A: Nissan Mexicana is the top producer in Mexico with four production lines. We accounted for 26 percent of the country’s car production in the first half of 2016, producing 155 cars per hour. Our A1 plant in Aguascalientes is Nissan’s fastest production line worldwide with a capacity to manufacture 65 cars per hour on a single line. Together, Nissan’s A1 and A2 plants are producing one vehicle every 37 seconds. Besides final assembly, A1 also has a powertrain plant that completes one engine every 17 seconds for the cars produced in A1, A2 and Cuernavaca, Morelos, in addition to engine components that are exported mainly to Japan, the US and Brazil. We manufacture 11 different products in Mexico.

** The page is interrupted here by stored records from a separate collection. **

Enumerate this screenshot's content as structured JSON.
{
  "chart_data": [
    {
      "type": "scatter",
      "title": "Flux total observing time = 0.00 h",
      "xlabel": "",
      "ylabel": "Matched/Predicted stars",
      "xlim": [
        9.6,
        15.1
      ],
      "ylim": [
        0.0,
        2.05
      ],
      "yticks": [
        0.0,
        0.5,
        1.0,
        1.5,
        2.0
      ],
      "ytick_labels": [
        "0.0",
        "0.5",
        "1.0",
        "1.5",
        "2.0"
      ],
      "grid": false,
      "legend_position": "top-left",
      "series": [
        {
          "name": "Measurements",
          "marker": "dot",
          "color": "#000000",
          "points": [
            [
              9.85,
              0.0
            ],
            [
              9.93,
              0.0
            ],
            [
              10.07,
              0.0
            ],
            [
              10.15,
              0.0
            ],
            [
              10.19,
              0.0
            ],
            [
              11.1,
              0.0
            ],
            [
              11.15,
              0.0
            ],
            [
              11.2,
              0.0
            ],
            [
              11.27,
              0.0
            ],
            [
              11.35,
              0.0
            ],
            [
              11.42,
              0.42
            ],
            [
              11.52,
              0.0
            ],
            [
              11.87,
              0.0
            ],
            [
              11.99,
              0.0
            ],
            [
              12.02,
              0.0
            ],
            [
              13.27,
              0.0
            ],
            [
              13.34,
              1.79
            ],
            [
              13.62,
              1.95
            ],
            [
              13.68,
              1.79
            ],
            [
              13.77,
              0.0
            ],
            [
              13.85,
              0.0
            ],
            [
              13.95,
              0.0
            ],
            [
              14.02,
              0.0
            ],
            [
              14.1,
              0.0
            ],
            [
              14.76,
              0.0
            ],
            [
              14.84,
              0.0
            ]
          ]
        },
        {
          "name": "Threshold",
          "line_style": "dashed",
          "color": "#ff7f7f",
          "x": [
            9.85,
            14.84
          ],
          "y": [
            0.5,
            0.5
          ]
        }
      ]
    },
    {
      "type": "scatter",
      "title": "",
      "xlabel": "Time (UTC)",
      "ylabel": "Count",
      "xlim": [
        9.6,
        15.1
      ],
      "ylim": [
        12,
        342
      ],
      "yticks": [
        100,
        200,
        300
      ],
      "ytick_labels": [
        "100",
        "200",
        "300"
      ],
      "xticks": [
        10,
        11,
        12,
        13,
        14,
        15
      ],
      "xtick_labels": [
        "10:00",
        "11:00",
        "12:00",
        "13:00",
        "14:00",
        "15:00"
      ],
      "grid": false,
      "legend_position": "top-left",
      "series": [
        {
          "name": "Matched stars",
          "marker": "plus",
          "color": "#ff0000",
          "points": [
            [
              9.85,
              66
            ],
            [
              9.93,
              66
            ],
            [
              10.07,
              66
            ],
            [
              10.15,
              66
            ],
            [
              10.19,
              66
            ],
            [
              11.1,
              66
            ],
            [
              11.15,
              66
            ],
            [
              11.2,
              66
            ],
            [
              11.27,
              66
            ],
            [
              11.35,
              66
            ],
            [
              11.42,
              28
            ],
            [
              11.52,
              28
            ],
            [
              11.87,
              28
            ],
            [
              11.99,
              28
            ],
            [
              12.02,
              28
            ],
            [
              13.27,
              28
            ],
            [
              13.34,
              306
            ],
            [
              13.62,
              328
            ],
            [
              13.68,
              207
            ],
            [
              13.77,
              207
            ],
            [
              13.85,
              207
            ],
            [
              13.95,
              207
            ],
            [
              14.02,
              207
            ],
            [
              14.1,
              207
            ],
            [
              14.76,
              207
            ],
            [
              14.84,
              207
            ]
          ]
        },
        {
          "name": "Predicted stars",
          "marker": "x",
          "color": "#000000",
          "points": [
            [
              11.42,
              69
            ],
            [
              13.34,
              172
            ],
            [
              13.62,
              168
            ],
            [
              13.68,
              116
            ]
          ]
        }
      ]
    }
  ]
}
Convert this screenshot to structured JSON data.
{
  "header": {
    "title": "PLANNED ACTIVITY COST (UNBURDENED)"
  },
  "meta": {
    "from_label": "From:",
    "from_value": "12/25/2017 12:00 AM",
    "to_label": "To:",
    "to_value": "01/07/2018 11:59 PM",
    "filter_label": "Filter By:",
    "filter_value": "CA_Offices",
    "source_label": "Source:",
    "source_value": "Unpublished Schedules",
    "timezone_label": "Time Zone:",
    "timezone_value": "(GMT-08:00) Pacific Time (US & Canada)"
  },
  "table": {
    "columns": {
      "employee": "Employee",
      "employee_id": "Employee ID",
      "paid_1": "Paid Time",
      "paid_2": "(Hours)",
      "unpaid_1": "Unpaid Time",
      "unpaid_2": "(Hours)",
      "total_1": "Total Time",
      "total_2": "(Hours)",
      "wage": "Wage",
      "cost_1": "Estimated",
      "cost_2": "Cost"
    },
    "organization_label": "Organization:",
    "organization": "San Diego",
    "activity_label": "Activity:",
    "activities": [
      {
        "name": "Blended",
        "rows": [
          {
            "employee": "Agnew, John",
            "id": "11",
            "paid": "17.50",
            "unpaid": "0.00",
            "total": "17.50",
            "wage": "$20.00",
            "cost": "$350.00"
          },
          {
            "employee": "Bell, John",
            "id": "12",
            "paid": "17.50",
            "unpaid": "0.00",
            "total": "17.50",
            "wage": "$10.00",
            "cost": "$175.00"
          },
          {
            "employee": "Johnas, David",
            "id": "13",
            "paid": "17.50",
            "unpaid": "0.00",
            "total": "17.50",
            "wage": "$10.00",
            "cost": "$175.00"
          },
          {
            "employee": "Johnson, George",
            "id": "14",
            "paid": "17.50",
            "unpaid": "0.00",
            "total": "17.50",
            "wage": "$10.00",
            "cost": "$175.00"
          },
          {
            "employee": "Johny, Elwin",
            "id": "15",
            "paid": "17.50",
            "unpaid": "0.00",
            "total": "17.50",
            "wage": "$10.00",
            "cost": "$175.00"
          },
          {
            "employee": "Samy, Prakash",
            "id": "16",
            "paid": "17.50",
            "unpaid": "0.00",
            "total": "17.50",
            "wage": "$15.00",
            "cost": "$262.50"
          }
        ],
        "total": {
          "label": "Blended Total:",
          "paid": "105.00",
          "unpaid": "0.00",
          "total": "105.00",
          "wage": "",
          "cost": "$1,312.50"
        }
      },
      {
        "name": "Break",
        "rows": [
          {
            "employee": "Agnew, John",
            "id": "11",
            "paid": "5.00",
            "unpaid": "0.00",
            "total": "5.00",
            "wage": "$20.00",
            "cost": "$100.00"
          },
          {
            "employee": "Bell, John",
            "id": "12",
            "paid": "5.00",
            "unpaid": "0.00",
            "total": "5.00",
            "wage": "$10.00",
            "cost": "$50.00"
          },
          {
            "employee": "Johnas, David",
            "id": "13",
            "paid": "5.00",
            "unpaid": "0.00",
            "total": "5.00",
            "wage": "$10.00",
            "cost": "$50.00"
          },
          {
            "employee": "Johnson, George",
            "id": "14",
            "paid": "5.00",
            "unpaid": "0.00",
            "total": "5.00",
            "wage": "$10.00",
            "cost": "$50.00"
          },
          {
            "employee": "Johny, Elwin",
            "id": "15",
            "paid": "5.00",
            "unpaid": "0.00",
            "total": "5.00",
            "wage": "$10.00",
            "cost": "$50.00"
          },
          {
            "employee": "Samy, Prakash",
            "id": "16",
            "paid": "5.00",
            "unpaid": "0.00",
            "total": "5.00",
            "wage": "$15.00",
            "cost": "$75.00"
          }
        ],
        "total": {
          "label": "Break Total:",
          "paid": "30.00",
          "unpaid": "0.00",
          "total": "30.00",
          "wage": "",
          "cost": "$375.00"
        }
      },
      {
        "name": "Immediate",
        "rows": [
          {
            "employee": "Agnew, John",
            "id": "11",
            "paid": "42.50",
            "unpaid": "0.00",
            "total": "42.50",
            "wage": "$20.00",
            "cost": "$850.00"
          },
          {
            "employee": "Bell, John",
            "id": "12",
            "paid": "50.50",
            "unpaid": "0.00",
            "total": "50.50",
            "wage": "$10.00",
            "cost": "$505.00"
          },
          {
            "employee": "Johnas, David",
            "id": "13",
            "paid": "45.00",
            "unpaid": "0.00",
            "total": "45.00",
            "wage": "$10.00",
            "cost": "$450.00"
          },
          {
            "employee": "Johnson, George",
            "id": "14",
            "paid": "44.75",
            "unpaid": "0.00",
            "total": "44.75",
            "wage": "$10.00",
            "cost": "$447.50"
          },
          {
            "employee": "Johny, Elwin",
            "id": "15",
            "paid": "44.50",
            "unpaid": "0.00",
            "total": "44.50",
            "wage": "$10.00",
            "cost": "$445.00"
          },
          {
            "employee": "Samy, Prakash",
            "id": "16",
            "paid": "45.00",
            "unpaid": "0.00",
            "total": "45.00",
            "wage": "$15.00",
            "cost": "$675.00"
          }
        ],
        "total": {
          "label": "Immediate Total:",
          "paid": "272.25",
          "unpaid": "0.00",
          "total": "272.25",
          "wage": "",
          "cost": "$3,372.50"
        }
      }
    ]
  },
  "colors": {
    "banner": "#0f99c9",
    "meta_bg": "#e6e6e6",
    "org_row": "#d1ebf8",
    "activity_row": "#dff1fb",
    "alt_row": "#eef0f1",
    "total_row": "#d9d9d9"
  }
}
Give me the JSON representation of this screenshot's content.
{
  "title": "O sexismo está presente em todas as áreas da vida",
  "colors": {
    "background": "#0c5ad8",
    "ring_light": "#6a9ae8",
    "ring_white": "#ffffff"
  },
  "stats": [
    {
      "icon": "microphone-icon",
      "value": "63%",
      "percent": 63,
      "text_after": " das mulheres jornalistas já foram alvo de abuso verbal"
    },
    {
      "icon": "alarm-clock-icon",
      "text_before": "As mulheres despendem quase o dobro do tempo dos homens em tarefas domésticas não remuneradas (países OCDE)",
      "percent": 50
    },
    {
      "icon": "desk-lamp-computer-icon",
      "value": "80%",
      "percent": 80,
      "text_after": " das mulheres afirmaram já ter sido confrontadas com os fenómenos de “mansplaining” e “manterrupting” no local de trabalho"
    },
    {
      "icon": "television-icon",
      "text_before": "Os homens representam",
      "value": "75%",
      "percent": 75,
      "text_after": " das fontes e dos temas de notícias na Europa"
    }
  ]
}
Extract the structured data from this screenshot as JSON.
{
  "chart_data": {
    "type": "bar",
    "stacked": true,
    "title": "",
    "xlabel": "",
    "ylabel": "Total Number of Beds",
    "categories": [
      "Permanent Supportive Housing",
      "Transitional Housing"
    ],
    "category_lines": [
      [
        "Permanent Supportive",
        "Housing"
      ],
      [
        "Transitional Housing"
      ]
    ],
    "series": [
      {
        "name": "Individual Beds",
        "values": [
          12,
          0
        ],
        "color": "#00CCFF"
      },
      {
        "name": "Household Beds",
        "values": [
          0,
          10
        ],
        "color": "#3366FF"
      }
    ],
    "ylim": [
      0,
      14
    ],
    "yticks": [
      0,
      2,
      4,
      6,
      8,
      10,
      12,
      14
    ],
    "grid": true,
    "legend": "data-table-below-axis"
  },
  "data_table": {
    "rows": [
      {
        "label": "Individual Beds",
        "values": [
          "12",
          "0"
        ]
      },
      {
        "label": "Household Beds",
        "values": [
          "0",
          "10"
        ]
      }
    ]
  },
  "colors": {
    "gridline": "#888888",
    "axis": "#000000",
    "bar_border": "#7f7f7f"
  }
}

The flexibility of our plants in Cuernavaca and Aguascalientes allows us to balance the production among both sites according to market tendencies in the US, Mexico and South America. Our products are exported to 30 different countries mainly in North and South America. In A1, we manufacture five different models, while the CIVAC plant produces six models including the New York Taxi and the NV200 that are not commercialized in Mexico.
Q: What infrastructure needs does Nissan Mexicana foresee to maintain operational growth?
A: Mexico is set to produce at least 5 million units in the next five years. Nissan will play an important role through its new Aguascalientes production site COMPAS that will start operations in November 2017, manufacturing premium vehicles for both Infiniti and Daimler. The government has increased road infrastructure but there is room for improvement due to new facilities in the area surrounding Aguascalientes. For the industry to continue growing, improving infrastructure needs to be a joint objective. Connecting key points by train such as Manzanillo, Colima; Aguascalientes; and Piedras Negras, Coahuila would mean shorter routes for production sites in Mexico and the US. Hence the importance of making connectivity a priority.
Q: How has the integration of Industry 4.0 procedures into Nissan Mexicana modernized and improved manufacturing, communication and connectivity?
A: Nissan Mexicana operations are based on the Douki Seisan system, which synchronizes our vehicle production, internal engine, stamped and plastic parts production, as well as the integration of parts from external suppliers. That helps us achieve high competitiveness in terms of inventory control, damaged material and highly accurate production times, synchronizing our vehicle shipments to all our dealers and the final customer.
Our whole production chain is integrated and connected. Since materials are shipped to site, we track their position and time of arrival. We keep track of imported components at all times to foresee probable interruptions on their way to the plant. Working intensively with our suppliers has allowed us to have the same language in terms of synchronization, supported by logistics training we give all our suppliers. Our Mexico operations are the international benchmark for the countries in which Nissan operates, with 99 percent precision in our production schedule. The automotive industry in Mexico offers an important investment opportunity and we want to make sure that our employees are ready to work through the constant innovations of the industry.
Q: What is Nissan Mexicana's approach to human capital development?
A: Nissan Mexicana is investing resources in training. The Nissan School program started in 2001 to attract specialized technicians and engineers. Students can develop a project within Nissan for six or 12 months, strengthening their academic background by following actual industry needs.
Q: What are the company’s sustainability objectives?
A: Our sustainability strategy is based on the global Nissan Green Program. Its main pillars are carbon footprint reduction, waste reduction, recycling and water consumption reduction. Over 50 percent of the energy used in our plants is clean and free of CO2, coming from renewable sources such as wind parks and biogas. We have reduced the CO2 emissions at our plants 57 percent since 2006, we recycle 100 percent of our waste and our water treatment plants allow us to reuse water for internal consumption in green and services areas.